Amazon is a storefront for millions of small businesses that sell rare, used, or other unique items, and Amazon playing the unnecessary middle man is ripe for abuse. This control gives Amazon the ability to decide which stores and sellers survive and which die as millions continue to flock to the service to shop out of convenience. Even creators are at Amazon’s whims, with the company offering gracious refund periods for products bought through Kindle and Audible.

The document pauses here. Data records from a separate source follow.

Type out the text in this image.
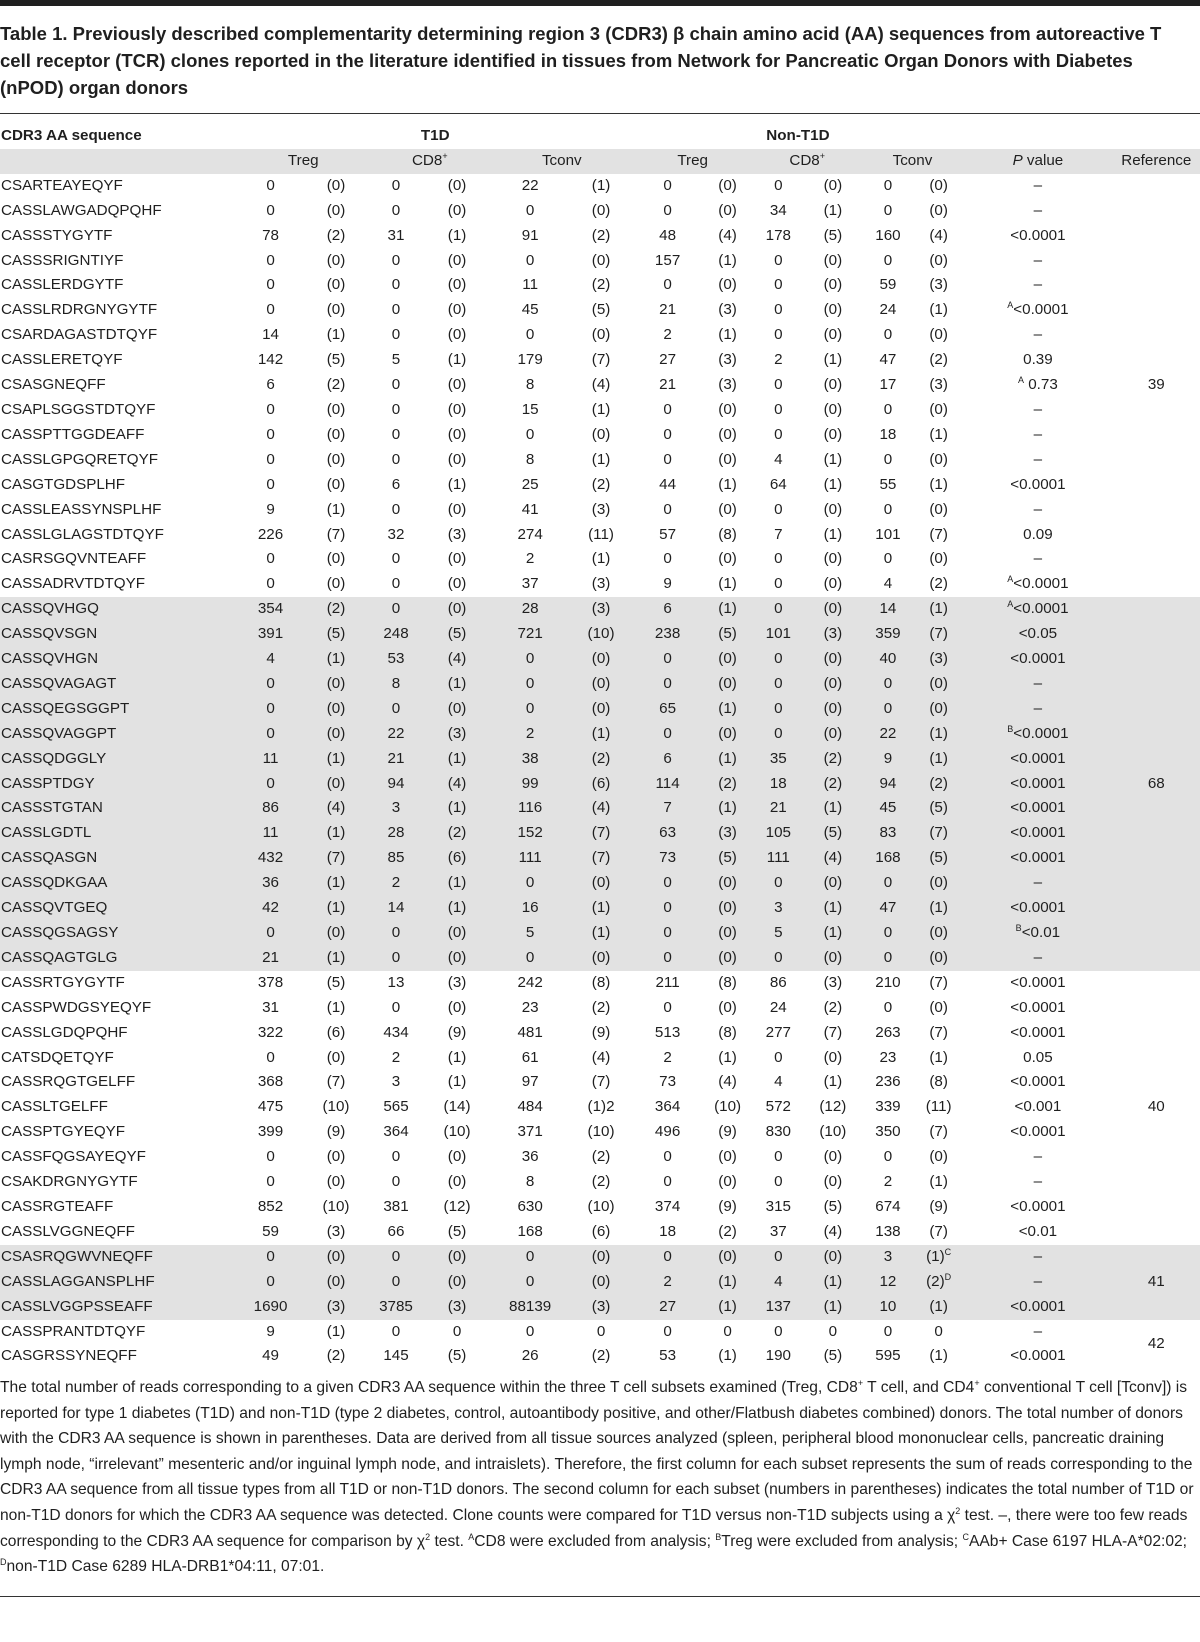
Table 1. Previously described complementarity determining region 3 (CDR3) β chain amino acid (AA) sequences from autoreactive T cell receptor (TCR) clones reported in the literature identified in tissues from Network for Pancreatic Organ Donors with Diabetes (nPOD) organ donors
CDR3 AA sequence	T1D						Non-T1D							
	Treg		CD8+		Tconv		Treg		CD8+		Tconv		P value	Reference
CSARTEAYEQYF	0	(0)	0	(0)	22	(1)	0	(0)	0	(0)	0	(0)	–	39
CASSLAWGADQPQHF	0	(0)	0	(0)	0	(0)	0	(0)	34	(1)	0	(0)	–	
CASSSTYGYTF	78	(2)	31	(1)	91	(2)	48	(4)	178	(5)	160	(4)	<0.0001	
CASSSRIGNTIYF	0	(0)	0	(0)	0	(0)	157	(1)	0	(0)	0	(0)	–	
CASSLERDGYTF	0	(0)	0	(0)	11	(2)	0	(0)	0	(0)	59	(3)	–	
CASSLRDRGNYGYTF	0	(0)	0	(0)	45	(5)	21	(3)	0	(0)	24	(1)	$^A$<0.0001	
CSARDAGASTDTQYF	14	(1)	0	(0)	0	(0)	2	(1)	0	(0)	0	(0)	–	
CASSLERETQYF	142	(5)	5	(1)	179	(7)	27	(3)	2	(1)	47	(2)	0.39	
CSASGNEQFF	6	(2)	0	(0)	8	(4)	21	(3)	0	(0)	17	(3)	$^A$ 0.73	
CSAPLSGGSTDTQYF	0	(0)	0	(0)	15	(1)	0	(0)	0	(0)	0	(0)	–	
CASSPTTGGDEAFF	0	(0)	0	(0)	0	(0)	0	(0)	0	(0)	18	(1)	–	
CASSLGPGQRETQYF	0	(0)	0	(0)	8	(1)	0	(0)	4	(1)	0	(0)	–	
CASGTGDSPLHF	0	(0)	6	(1)	25	(2)	44	(1)	64	(1)	55	(1)	<0.0001	
CASSLEASSYNSPLHF	9	(1)	0	(0)	41	(3)	0	(0)	0	(0)	0	(0)	–	
CASSLGLAGSTDTQYF	226	(7)	32	(3)	274	(11)	57	(8)	7	(1)	101	(7)	0.09	
CASRSGQVNTEAFF	0	(0)	0	(0)	2	(1)	0	(0)	0	(0)	0	(0)	–	
CASSADRVTDTQYF	0	(0)	0	(0)	37	(3)	9	(1)	0	(0)	4	(2)	$^A$<0.0001	
CASSQVHGQ	354	(2)	0	(0)	28	(3)	6	(1)	0	(0)	14	(1)	$^A$<0.0001	68
CASSQVSGN	391	(5)	248	(5)	721	(10)	238	(5)	101	(3)	359	(7)	<0.05	
CASSQVHGN	4	(1)	53	(4)	0	(0)	0	(0)	0	(0)	40	(3)	<0.0001	
CASSQVAGAGT	0	(0)	8	(1)	0	(0)	0	(0)	0	(0)	0	(0)	–	
CASSQEGSGGPT	0	(0)	0	(0)	0	(0)	65	(1)	0	(0)	0	(0)	–	
CASSQVAGGPT	0	(0)	22	(3)	2	(1)	0	(0)	0	(0)	22	(1)	$^B$<0.0001	
CASSQDGGLY	11	(1)	21	(1)	38	(2)	6	(1)	35	(2)	9	(1)	<0.0001	
CASSPTDGY	0	(0)	94	(4)	99	(6)	114	(2)	18	(2)	94	(2)	<0.0001	
CASSSTGTAN	86	(4)	3	(1)	116	(4)	7	(1)	21	(1)	45	(5)	<0.0001	
CASSLGDTL	11	(1)	28	(2)	152	(7)	63	(3)	105	(5)	83	(7)	<0.0001	
CASSQASGN	432	(7)	85	(6)	111	(7)	73	(5)	111	(4)	168	(5)	<0.0001	
CASSQDKGAA	36	(1)	2	(1)	0	(0)	0	(0)	0	(0)	0	(0)	–	
CASSQVTGEQ	42	(1)	14	(1)	16	(1)	0	(0)	3	(1)	47	(1)	<0.0001	
CASSQGSAGSY	0	(0)	0	(0)	5	(1)	0	(0)	5	(1)	0	(0)	$^B$<0.01	
CASSQAGTGLG	21	(1)	0	(0)	0	(0)	0	(0)	0	(0)	0	(0)	–	
CASSRTGYGYTF	378	(5)	13	(3)	242	(8)	211	(8)	86	(3)	210	(7)	<0.0001	40
CASSPWDGSYEQYF	31	(1)	0	(0)	23	(2)	0	(0)	24	(2)	0	(0)	<0.0001	
CASSLGDQPQHF	322	(6)	434	(9)	481	(9)	513	(8)	277	(7)	263	(7)	<0.0001	
CATSDQETQYF	0	(0)	2	(1)	61	(4)	2	(1)	0	(0)	23	(1)	0.05	
CASSRQGTGELFF	368	(7)	3	(1)	97	(7)	73	(4)	4	(1)	236	(8)	<0.0001	
CASSLTGELFF	475	(10)	565	(14)	484	(1)2	364	(10)	572	(12)	339	(11)	<0.001	
CASSPTGYEQYF	399	(9)	364	(10)	371	(10)	496	(9)	830	(10)	350	(7)	<0.0001	
CASSFQGSAYEQYF	0	(0)	0	(0)	36	(2)	0	(0)	0	(0)	0	(0)	–	
CSAKDRGNYGYTF	0	(0)	0	(0)	8	(2)	0	(0)	0	(0)	2	(1)	–	
CASSRGTEAFF	852	(10)	381	(12)	630	(10)	374	(9)	315	(5)	674	(9)	<0.0001	
CASSLVGGNEQFF	59	(3)	66	(5)	168	(6)	18	(2)	37	(4)	138	(7)	<0.01	
CSASRQGWVNEQFF	0	(0)	0	(0)	0	(0)	0	(0)	0	(0)	3	$(1)^C$	–	41
CASSLAGGANSPLHF	0	(0)	0	(0)	0	(0)	2	(1)	4	(1)	12	$(2)^D$	–	
CASSLVGGPSSEAFF	1690	(3)	3785	(3)	88139	(3)	27	(1)	137	(1)	10	(1)	<0.0001	
CASSPRANTDTQYF	9	(1)	0	0	0	0	0	0	0	0	0	0	–	42
CASGRSSYNEQFF	49	(2)	145	(5)	26	(2)	53	(1)	190	(5)	595	(1)	<0.0001	
The total number of reads corresponding to a given CDR3 AA sequence within the three T cell subsets examined (Treg, CD8+ T cell, and CD4+ conventional T cell [Tconv]) is reported for type 1 diabetes (T1D) and non-T1D (type 2 diabetes, control, autoantibody positive, and other/Flatbush diabetes combined) donors. The total number of donors with the CDR3 AA sequence is shown in parentheses. Data are derived from all tissue sources analyzed (spleen, peripheral blood mononuclear cells, pancreatic draining lymph node, “irrelevant” mesenteric and/or inguinal lymph node, and intraislets). Therefore, the first column for each subset represents the sum of reads corresponding to the CDR3 AA sequence from all tissue types from all T1D or non-T1D donors. The second column for each subset (numbers in parentheses) indicates the total number of T1D or non-T1D donors for which the CDR3 AA sequence was detected. Clone counts were compared for T1D versus non-T1D subjects using a $\chi^2$ test. –, there were too few reads corresponding to the CDR3 AA sequence for comparison by $\chi^2$ test. $^A$CD8 were excluded from analysis; $^B$Treg were excluded from analysis; $^C$AAb+ Case 6197 HLA-A*02:02; $^D$non-T1D Case 6289 HLA-DRB1*04:11, 07:01.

The company has grown far beyond its e-commerce label into a societal juggernaut with power that we should not trust it will wield responsibly, not when the goal is to make a buck.
Status Update
There’s a high likelihood this is all for naught, and Amazon profiles will whither in obscurity like countless other Amazon products (who remembers that the company offers smart glasses?), or it will suffer from lackluster quality. Amazon’s website feels intentionally clunky, and it wasn’t intuitive navigating profiles, Idea Lists, or followers.
But it’s easy to imagine how the company could allow you to add friends, display what TV shows and movies you enjoy and own, share your birthday wish list, discuss the latest Taylor Swift album, show off your vacation photos, publish and promote your new sci-fi novel, livestream video games, sell your textbooks, and more, all while making Amazon a cash-demanding middle man.
Think about what could be:
You buy an Amazon product, and Amazon makes money. You buy a non-Amazon product, and Amazon still makes money. You buy from a third-party seller, and Amazon still makes some money.
You create an Idea List, and Amazon collects your data. You start a movie but don’t finish it, and Amazon collects that data, too.
Amazon then uses that information to sell its products to you, and then charges others to access that data to also advertise to you. Amazon also uses that data to create movies, shows, and books better geared toward a general audience.
All while Amazon controls what you see on its site.
Stir all those ingredients into a warm pot of unrestrained capitalism and you have a new delicious form of sanitized social media ready for a rabid consumer base looking for something new. The only thing Amazon is missing is the conversation, and adding it could make it vastly more central to our lives than Facebook could ever hope to be.
It also makes Amazon as dangerous as Facebook, if not more so, to online digital decentralization, democratization, and diversity. Zukerburg’s social media giant has enormous sway over content producers around the world, charging access to its 2.7-billion users. Amazon’s dominance in e-commerce could result in the same gatekeeping, though on a grander scale, pushing out controversial and competitive publishers, stores, products, and streamers.
Amazon is a content producer, retailer, product manufacturer, and software developer, and Amazon profiles could help tie all those services and products into an inescapable online behemoth. Increased calls from both sides of the political spectrum to reform how the internet works—Section 230 in particular—could give Amazon and other tech giants further control over an internet they need to survive as they declare that only they are the arbiters of a safe and secure internet.
Amazon’s social media ambitions could be far below those of what I could imagine them be, though it’d seem like a missed opportunity if Amazon doesn’t try to dethrone Facebook, and take over the world.
P.S. Amazon should change “Idea Lists” to “IdeaLists.” That one’s free.